Dengan mediokritas, kemunduran, kekalahan, dan kekacauan di segala lini bisa dipahami mengapa tunas prestasi sepak bola Indonesia disambut secara gegap gempita. Kejarangan membawa nilai. Begitu sulitnya menemukan prestasi bangsa sehingga pencapaian sebelum final pun segera menjadi rebutan klaim elite negeri. Masing-masing berlomba mengasosiasikan dirinya dengan sumber keberhasilan. Kekacauan kepengurusan PSSI selama ini, dengan kemarau panjang prestasinya, segera dilupakan. Pihak-pihak terkait tidak merasa bagian dari kekacauan dan kekalahan, tetapi secara ramai-ramai merasa menjadi bagian dari kemenangan.
Dilupakan bahwa dengan jumlah penduduk yang berlimpah, ada begitu banyak talenta. Tanpa manajemen nasional yang baik, keberhasilan memang sekali-sekali bisa terwujud, tapi tidak pasti. Tanpa penataan yang rapi di segala lini, jangan harap prestasi bisa terus berlanjut. Akan tetapi, sifat melalaikan tanggung jawab dan mentalitas menerabas para elite sekali lagi tecermin dalam kasus ini. Bukan hanya soal pelayanan tiket yang sulit diakses, tetapi ada arus pemikiran yang berkembang untuk meraih sukses instan dengan menambah pemain berbasis naturalisasi.

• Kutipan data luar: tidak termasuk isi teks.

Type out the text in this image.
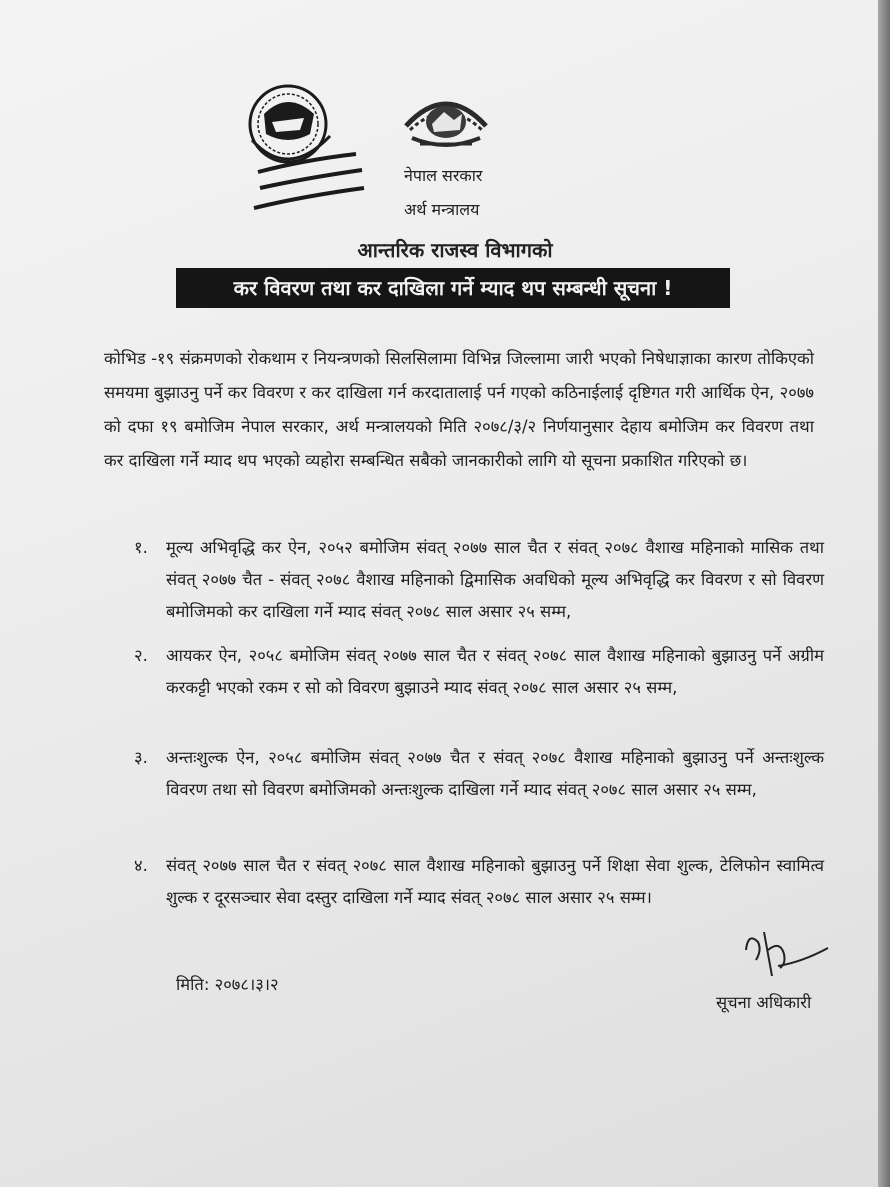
नेपाल सरकार
अर्थ मन्त्रालय
आन्तरिक राजस्व विभागको
कर विवरण तथा कर दाखिला गर्ने म्याद थप सम्बन्धी सूचना !
कोभिड -१९ संक्रमणको रोकथाम र नियन्त्रणको सिलसिलामा विभिन्न जिल्लामा जारी भएको निषेधाज्ञाका कारण तोकिएको समयमा बुझाउनु पर्ने कर विवरण र कर दाखिला गर्न करदातालाई पर्न गएको कठिनाईलाई दृष्टिगत गरी आर्थिक ऐन, २०७७ को दफा १९ बमोजिम नेपाल सरकार, अर्थ मन्त्रालयको मिति २०७८/३/२ निर्णयानुसार देहाय बमोजिम कर विवरण तथा कर दाखिला गर्ने म्याद थप भएको व्यहोरा सम्बन्धित सबैको जानकारीको लागि यो सूचना प्रकाशित गरिएको छ।
१.	मूल्य अभिवृद्धि कर ऐन, २०५२ बमोजिम संवत् २०७७ साल चैत र संवत् २०७८ वैशाख महिनाको मासिक तथा संवत् २०७७ चैत - संवत् २०७८ वैशाख महिनाको द्विमासिक अवधिको मूल्य अभिवृद्धि कर विवरण र सो विवरण बमोजिमको कर दाखिला गर्ने म्याद संवत् २०७८ साल असार २५ सम्म,
२.	आयकर ऐन, २०५८ बमोजिम संवत् २०७७ साल चैत र संवत् २०७८ साल वैशाख महिनाको बुझाउनु पर्ने अग्रीम करकट्टी भएको रकम र सो को विवरण बुझाउने म्याद संवत् २०७८ साल असार २५ सम्म,
३.	अन्तःशुल्क ऐन, २०५८ बमोजिम संवत् २०७७ चैत र संवत् २०७८ वैशाख महिनाको बुझाउनु पर्ने अन्तःशुल्क विवरण तथा सो विवरण बमोजिमको अन्तःशुल्क दाखिला गर्ने म्याद संवत् २०७८ साल असार २५ सम्म,
४.	संवत् २०७७ साल चैत र संवत् २०७८ साल वैशाख महिनाको बुझाउनु पर्ने शिक्षा सेवा शुल्क, टेलिफोन स्वामित्व शुल्क र दूरसञ्चार सेवा दस्तुर दाखिला गर्ने म्याद संवत् २०७८ साल असार २५ सम्म।
मिति: २०७८।३।२
सूचना अधिकारी
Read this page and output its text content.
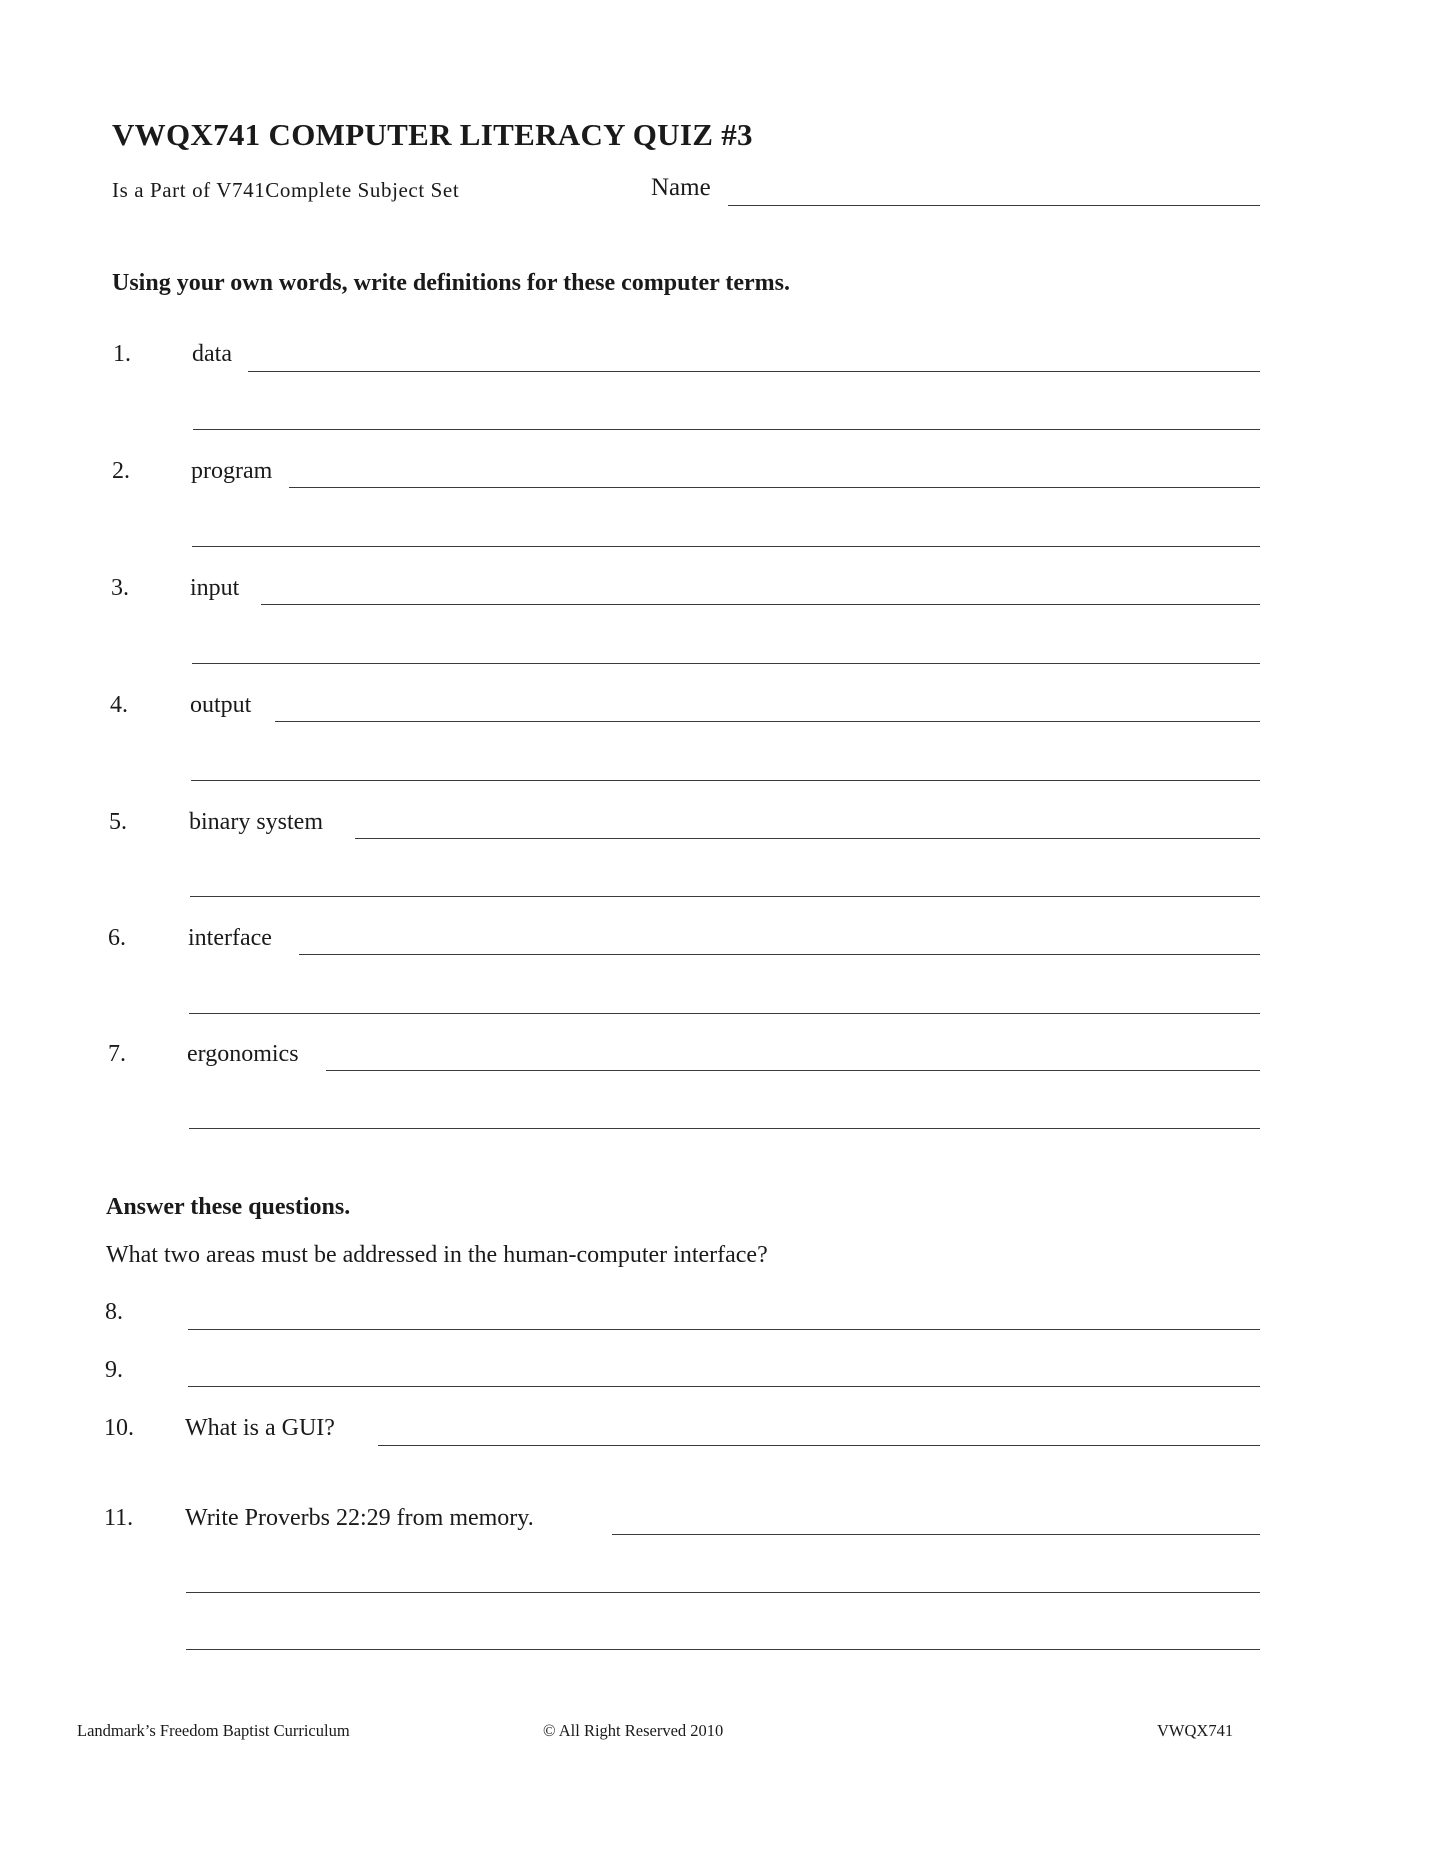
VWQX741 COMPUTER LITERACY QUIZ #3
Is a Part of V741Complete Subject Set	Name
Using your own words, write definitions for these computer terms.
1.	data
2.	program
3.	input
4.	output
5.	binary system
6.	interface
7.	ergonomics
Answer these questions.
What two areas must be addressed in the human-computer interface?
8.
9.
10. What is a GUI?
11. Write Proverbs 22:29 from memory.
Landmark’s Freedom Baptist Curriculum	© All Right Reserved 2010	VWQX741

Kegandrungan pada gebyar lahir, ketimbang isi batin, membuat kita cenderung melompat pada hasil akhir ketimbang meniti perbaikan proses secara berkeringat dan bertanggung jawab. Demi selebrasi kemenangan, teknik manipulasi dikembangkan dengan melumpuhkan peraturan dan kelembagaan. Maka institusi-institusi yang dirancang untuk memperbaiki kualitas hidup bernegara, satu per satu mengalami krisis kewibawaan.

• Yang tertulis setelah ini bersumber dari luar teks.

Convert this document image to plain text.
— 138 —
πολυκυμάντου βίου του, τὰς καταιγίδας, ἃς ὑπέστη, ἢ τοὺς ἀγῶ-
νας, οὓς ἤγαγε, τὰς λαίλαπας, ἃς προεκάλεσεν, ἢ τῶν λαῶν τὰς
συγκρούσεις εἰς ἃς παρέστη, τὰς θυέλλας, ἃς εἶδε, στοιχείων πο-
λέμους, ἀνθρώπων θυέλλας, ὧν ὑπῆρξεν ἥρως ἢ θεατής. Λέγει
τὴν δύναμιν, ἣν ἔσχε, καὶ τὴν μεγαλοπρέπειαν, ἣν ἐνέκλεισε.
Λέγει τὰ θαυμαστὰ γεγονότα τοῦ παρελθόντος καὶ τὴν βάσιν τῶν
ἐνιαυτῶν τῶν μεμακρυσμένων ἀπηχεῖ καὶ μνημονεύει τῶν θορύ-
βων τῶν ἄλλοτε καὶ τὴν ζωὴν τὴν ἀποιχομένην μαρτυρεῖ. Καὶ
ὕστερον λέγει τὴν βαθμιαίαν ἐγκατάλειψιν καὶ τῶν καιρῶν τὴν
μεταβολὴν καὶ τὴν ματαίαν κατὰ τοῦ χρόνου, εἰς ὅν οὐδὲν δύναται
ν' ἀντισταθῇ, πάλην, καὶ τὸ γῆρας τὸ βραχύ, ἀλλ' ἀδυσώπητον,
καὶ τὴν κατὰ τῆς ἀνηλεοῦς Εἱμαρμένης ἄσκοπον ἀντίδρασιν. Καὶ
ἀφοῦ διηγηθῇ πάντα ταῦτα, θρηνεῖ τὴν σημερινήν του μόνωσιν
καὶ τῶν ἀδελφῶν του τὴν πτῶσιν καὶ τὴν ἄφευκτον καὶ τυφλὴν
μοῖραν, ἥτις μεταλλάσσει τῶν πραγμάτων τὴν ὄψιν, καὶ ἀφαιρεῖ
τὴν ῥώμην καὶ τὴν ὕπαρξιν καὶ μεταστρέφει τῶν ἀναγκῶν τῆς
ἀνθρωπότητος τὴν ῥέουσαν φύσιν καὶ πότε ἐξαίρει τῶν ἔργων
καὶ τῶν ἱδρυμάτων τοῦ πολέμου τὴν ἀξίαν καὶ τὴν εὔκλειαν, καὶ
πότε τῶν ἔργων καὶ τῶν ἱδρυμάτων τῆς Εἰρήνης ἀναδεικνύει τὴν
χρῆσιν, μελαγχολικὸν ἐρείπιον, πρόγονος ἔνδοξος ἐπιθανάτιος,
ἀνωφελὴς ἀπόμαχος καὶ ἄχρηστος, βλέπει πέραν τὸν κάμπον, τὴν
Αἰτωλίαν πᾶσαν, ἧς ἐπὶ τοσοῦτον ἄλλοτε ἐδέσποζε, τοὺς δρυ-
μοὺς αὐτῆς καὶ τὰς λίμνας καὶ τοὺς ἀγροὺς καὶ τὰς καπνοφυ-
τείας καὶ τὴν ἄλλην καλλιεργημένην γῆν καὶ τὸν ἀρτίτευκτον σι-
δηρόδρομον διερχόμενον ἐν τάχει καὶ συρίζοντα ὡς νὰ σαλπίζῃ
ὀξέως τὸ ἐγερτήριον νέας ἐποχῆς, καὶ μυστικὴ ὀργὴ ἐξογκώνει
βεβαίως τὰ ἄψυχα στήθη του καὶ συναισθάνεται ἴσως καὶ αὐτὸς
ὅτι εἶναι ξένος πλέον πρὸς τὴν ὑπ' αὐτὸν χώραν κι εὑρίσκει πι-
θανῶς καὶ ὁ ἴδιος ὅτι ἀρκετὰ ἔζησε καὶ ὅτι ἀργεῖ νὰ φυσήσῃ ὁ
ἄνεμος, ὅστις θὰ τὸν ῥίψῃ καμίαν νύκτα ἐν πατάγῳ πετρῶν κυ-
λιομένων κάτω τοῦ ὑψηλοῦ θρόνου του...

Di atas krisis laten institusi-institusi kenegaraan yang telah mapan, institusi-institusi kenegaraan baru pun seakan mulai layu sebelum berkembang. Komisi Pemilihan Umum, sebagai penjaga asupan proses demokrasi, mengalami defisit kepercayaan. Pemilu 2009 boleh dikata sebagai pemilu terburuk selama era reformasi, dengan dampak kekisruhannya yang mengemuka pada tahun 2010, yang berakhir dengan pembelotan salah seorang komisionernya ke partai politik.
Komisi Pemberantasan Korupsi (KPK), sebagai penjaga akuntabilitas demokrasi, seakan mati suri. Setelah mengalami proses kriminalisasi yang berbau politis, para komisionernya seperti mengalami krisis kepercayaan diri. Melengkapi krisis eksistensial ini, Ketua KPK baru dipilih dengan seleksi yang mahal dan lama hanya untuk memimpin satu tahun. Masyarakat politik seperti tak punya komitmen yang kuat untuk memulihkan kewibawaan institusi ini. Mahkamah Konstitusi mulai diterpa isu miring.
Demikianlah tahun berlalu meninggalkan gundah, memperburuk masa lalu sebagai sumber kutuk. Tahun mendatang memijarkan kecemasan, melemahkan kepercayaan dalam menyongsong fajar harapan. Kita tidak pernah bisa menghargai masa lalu dan menguasai masa depan karena tidak merebut hari ini. Memulai Tahun Baru, marilah kita tanami ”kekinian” dengan kebaikan!